Portanto, os medicamentos entram via Ministério da Saúde, e a gestão fica a cargo dos ministérios.

Informe ENSP: Em 2008, o Brasil sediou a primeira reunião internacional da Unitaid. O fato de o país ter sido escolhido é um reflexo de sua atuação na organização? Aliás, qual tem sido o papel do Brasil?

Jorge Bermudez:
O Brasil, como um dos cinco países fundadores, tem um papel fundamental e forte nas reuniões do conselho como um membro executivo e se faz representar pelo Ministério da Saúde e o Ministério das Relações Exteriores. Além de ter sediado a única reunião do Conselho Executivo fora de Genebra, sempre se faz representar com uma voz muito forte. O país tem uma atuação bastante participativa, forte, com uma voz pró-ativa e defendendo as propostas importantes para o Unitaid.

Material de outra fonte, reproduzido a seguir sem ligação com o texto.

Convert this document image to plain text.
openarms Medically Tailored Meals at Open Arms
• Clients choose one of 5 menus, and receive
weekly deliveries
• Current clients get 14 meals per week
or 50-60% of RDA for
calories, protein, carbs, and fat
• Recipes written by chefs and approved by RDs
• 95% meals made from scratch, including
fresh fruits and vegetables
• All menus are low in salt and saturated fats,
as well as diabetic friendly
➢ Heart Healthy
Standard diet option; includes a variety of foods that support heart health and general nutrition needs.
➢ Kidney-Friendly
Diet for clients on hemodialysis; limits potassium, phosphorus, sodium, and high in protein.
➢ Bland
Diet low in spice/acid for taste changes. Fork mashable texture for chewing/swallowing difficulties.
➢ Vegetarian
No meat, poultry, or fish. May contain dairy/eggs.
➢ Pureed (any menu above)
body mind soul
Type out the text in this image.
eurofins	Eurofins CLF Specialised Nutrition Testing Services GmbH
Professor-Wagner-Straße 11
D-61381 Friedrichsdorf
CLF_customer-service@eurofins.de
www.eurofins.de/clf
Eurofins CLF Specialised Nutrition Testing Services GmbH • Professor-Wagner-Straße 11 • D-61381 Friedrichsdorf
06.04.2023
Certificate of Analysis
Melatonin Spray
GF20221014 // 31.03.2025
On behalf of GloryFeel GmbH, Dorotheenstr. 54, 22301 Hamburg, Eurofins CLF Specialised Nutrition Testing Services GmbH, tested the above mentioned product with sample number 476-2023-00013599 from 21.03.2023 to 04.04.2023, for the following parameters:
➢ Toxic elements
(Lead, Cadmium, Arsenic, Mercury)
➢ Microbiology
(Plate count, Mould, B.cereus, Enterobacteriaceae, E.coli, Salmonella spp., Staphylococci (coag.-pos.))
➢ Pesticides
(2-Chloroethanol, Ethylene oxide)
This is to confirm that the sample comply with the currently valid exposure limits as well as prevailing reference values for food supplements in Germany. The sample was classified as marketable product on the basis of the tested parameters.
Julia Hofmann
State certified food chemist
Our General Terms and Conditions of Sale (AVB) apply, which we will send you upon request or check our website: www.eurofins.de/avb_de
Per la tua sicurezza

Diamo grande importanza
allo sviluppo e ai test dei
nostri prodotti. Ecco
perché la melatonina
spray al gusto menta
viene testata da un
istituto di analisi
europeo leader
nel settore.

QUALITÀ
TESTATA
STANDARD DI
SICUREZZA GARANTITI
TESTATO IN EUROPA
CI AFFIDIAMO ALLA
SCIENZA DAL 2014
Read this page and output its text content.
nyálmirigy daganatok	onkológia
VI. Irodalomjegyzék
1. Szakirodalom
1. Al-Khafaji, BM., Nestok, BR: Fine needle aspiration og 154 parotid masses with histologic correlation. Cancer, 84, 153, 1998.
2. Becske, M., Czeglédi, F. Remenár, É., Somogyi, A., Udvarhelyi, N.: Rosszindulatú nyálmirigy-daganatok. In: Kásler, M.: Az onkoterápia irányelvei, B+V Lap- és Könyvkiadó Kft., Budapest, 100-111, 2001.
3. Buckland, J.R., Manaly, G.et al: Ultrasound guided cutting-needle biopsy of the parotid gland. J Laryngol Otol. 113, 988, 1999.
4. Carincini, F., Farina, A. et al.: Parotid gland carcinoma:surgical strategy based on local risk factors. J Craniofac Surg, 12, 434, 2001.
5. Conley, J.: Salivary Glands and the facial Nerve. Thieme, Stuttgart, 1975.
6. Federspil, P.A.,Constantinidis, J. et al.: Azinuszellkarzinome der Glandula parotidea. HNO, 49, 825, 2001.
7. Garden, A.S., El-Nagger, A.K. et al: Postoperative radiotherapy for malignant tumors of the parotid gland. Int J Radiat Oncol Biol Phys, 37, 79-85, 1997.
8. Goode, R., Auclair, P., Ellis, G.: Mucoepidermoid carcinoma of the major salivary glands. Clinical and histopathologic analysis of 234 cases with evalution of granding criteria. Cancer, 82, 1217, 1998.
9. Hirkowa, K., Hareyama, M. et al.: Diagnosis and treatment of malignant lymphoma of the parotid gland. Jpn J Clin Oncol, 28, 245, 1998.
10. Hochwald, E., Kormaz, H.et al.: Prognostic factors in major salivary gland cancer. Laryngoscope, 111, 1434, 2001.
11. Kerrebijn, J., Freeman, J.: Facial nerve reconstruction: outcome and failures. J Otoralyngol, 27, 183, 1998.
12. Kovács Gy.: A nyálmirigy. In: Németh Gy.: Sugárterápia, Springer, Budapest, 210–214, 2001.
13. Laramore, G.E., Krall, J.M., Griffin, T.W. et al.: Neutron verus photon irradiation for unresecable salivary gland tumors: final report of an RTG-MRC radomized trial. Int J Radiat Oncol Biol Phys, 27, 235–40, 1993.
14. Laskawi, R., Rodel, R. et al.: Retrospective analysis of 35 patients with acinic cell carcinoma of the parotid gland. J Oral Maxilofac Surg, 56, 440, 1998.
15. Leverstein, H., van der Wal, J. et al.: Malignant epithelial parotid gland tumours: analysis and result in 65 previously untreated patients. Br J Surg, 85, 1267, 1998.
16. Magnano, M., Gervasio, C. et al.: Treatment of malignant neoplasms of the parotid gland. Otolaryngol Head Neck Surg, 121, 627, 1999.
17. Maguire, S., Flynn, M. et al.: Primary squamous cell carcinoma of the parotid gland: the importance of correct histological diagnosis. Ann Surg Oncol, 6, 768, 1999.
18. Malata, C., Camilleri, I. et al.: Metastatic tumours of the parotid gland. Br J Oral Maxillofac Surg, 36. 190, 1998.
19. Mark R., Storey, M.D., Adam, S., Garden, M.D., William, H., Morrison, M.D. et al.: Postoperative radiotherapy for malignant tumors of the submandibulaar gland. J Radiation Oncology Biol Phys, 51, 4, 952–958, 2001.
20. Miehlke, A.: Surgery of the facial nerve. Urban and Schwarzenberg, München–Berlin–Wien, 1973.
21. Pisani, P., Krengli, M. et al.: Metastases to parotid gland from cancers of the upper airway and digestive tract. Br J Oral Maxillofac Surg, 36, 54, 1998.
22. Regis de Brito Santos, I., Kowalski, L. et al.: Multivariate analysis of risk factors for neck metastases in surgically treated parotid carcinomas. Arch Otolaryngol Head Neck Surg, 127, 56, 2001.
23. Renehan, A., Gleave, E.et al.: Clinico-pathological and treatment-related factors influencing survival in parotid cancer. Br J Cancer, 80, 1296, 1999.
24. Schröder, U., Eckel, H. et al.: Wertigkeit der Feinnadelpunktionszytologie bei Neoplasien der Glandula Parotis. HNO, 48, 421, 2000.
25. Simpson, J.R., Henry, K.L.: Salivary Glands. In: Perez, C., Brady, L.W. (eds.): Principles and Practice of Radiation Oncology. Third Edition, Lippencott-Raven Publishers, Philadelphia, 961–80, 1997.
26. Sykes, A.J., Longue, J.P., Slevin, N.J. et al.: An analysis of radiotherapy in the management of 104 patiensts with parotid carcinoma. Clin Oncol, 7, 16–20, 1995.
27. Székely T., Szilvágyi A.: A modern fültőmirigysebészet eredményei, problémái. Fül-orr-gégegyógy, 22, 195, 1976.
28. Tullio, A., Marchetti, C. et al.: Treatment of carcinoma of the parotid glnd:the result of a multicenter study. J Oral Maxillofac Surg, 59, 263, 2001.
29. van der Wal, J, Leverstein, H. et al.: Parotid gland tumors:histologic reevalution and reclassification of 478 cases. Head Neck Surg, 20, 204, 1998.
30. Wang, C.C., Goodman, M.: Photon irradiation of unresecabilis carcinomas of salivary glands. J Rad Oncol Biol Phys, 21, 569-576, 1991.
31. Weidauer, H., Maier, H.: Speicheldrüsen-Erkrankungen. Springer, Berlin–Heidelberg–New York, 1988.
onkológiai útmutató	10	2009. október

Informe ENSP: O senhor foi um dos fundadores do Núcleo de Assistência Farmacêutica da ENSP (NAF). Tem acompanhado as ações do núcleo? Como o senhor avalia seu crescimento de alguns anos pra cá?

Jorge Bermudez:
O NAF foi criado em 1998. É um Centro Colaborador da Opas/OMS com forte atuação na América Latina e também em outras regiões do mundo. Tem colaborado ativamente na capacitação de recursos humanos para a região e exerce um trabalho articulado com a Opas na formulação de políticas farmacêuticas em alguns países.

Vejo o NAF como um modelo de trabalho articulado na área da assistência farmacêutica, com trabalhos internos no país com o Conselho Nacional de Secretários de Saúde (Conass) e o Conselho Nacional de Secretarias Municipais de Saúde (Conasems), por exemplo, e fora do território nacional. Fui um dos principais propositores do NAF na sua formulação e me sinto satisfeito com sua evolução ao longo desses anos. O núcleo é um exemplo de gestão e trabalho articulado com outros órgãos, tanto na própria Fiocruz quanto fora dela.